O Primeiro Olhar

369 22 2
                                    

A voz da professora Maya Bishop ecoou pela sala de aula até a atraente jovem de olhos claros sentada no fundo, imersa em seus pensamentos, de cabeça baixa, escrevendo furiosamente num caderno.

– Srta. Deluca?

Dez pares de olhos se viraram para seu rosto moreno, de cílios longos, e para seus dedos brancos que seguravam a caneta com força. Em seguida, os mesmos dez pares de olhos voltaram a professora, totalmente imóvel e de cara feia. Sua severidade contrastava com a simetria de seus traços, com os olhos grandes e expressivos e os lábios finos. Ela tinha uma beleza rústica, mas, naquele momento, amargamente séria, o que comprometia o efeito agradável de sua aparência. A jovem ouviu alguém pigarrear discretamente à sua esquerda. Olhou, surpresa, para a mulher de cabelos castanhos e olhos da mesma cor sentada ao seu lado. Ela sorriu e lançou um olhar para a professora na frente da sala. Carina acompanhou seu olhar lentamente, deparando com um par de olhos azuis penetrantes e zangados. Engoliu em seco.

– Estou esperando que responda à minha pergunta, Srta. Deluca. Se estiver disposta a se juntar a nós. – Sua voz era glacial, como os olhos.

Os demais alunos da pós-graduação se remexeram em suas cadeiras e trocaram olhares furtivos. Suas expressões diziam: "Que bicho mordeu a professora hoje?" Mas eles ficaram calados. A jovem abriu a boca por um instante, mas tornou a fechá-la, fitando aqueles olhos cor de infinito que a encaravam sem piscar, seus próprios olhos arregalados como os de um coelho assustado.

– Inglês é sua língua materna? – Zombou ela. Uma mulher de cabelos castanhos sentada à direita de Bishop tentou abafar uma risada, transformando-a numa tosse nada convincente. Todos os olhos recaíram de novo sobre a coelhinha assustada. Sua pele adquiriu um tom vermelho e ela abaixou a cabeça, finalmente escapando daquele olhar impetuoso de sua professora.

– Já que a Srta.
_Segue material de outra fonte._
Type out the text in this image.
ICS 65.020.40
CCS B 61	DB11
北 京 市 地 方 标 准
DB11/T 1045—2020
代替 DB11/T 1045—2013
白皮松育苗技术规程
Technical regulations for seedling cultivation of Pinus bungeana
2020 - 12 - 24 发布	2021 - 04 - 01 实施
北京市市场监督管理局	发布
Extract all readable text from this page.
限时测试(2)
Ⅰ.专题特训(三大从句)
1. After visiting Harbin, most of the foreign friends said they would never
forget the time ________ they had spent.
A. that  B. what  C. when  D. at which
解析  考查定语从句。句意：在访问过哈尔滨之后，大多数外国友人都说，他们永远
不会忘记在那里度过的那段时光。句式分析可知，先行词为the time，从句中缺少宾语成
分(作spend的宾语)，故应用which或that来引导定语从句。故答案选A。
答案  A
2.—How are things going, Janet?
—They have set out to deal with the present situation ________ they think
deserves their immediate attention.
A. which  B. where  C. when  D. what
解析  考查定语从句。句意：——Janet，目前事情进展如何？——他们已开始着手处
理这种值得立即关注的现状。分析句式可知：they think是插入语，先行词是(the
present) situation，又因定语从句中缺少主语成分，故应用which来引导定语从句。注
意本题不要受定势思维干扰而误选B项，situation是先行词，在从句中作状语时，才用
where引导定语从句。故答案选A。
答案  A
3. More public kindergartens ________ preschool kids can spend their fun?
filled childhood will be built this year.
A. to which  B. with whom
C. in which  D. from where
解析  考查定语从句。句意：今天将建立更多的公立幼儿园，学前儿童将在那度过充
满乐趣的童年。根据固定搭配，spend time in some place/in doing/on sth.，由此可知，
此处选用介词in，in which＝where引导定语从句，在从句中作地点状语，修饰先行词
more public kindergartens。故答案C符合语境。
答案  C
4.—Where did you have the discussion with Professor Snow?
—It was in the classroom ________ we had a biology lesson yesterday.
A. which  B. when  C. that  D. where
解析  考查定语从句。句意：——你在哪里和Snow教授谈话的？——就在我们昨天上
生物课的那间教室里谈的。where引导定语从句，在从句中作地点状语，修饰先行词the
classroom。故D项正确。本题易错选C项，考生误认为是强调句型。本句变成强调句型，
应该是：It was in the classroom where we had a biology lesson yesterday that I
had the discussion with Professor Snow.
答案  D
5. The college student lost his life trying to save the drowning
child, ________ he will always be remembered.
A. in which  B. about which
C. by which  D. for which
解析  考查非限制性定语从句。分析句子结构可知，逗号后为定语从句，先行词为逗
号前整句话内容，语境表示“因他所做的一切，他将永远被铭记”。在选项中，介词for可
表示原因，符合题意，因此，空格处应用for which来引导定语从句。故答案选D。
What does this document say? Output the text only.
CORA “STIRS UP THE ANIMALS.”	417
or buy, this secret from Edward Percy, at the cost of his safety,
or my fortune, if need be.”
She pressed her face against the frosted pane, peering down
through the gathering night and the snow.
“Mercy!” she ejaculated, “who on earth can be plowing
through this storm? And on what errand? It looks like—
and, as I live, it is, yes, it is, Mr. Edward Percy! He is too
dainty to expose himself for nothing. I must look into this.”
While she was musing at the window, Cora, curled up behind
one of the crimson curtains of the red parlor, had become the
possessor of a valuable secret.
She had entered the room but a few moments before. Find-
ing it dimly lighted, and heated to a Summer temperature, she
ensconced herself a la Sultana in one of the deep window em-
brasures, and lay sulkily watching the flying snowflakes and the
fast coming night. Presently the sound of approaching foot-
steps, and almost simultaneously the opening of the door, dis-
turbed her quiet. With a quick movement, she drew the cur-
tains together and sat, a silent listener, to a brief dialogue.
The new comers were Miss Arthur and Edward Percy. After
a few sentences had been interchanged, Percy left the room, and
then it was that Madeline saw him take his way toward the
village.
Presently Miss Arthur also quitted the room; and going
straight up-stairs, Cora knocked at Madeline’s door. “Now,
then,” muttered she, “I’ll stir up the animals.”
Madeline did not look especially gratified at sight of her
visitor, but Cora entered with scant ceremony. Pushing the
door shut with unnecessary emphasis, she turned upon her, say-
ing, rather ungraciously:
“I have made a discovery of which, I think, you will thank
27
De Luca parece estar concentrada em uma aula paralela numa língua estrangeira, alguém poderia fazer a gentileza de responder à minha pergunta?

A beldade à sua direita parecia ansiosa para fazer isso. Ela se virou para encará-la e, radiante, respondeu à pergunta nos mínimos detalhes, exibindo-se ao gesticular enquanto citava Dante no original em italiano. Quando terminou, lançou um sorriso Ácido para o fundo da sala. Depois ergueu os olhos para a professora e suspirou. Só faltou se jogar no chão e roçar nas pernas da mesma para mostrar que ela seria seu bichinho de estimação para sempre. (Não que ela fosse gostar disso.) A professora franziu a testa de modo quase imperceptível, para ninguém em especial, e se virou para escrever no quadro. A coelhinha assustada pestanejou para conter as lágrimas e voltou a escrever. Graças a Deus, não chorou.
Poucos minutos depois, enquanto Bishop continuava sua lengalenga sobre o conflito entre os Guelfos e os Gibelinos, um pedaço de papel dobrado surgiu em cima do dicionário de italiano da coelhinha assustada. A princípio, ela não notou, mas a mulher bonita ao seu lado pigarreou baixinho, chamando novamente sua atenção. Ela abriu um sorriso mais largo, quase impaciente, e baixou os olhos para o papel. Ela o viu e piscou. Observando com cautela as costas da professora, que circulava diversas palavras em italiano, levou o papel até o colo, onde o desdobrou discretamente.

"Maya é uma babaca."

Ninguém teria notado, porque a mulher ao seu lado era a única que estava olhando para ela. Mas, assim que leu essas palavras, o rosto dela corou de uma maneira diferente, duas nuvens cor-de-rosa surgindo na curva de sua face, e ela sorriu. Não o suficiente para mostrar os dentes nem covinhas ou uma outra marca de expressão, mas ainda assim um sorriso. Ela ergueu os olhos grandes para encará-la, tímida. Um sorriso rasgado e simpático se espalhou pelo rosto dela.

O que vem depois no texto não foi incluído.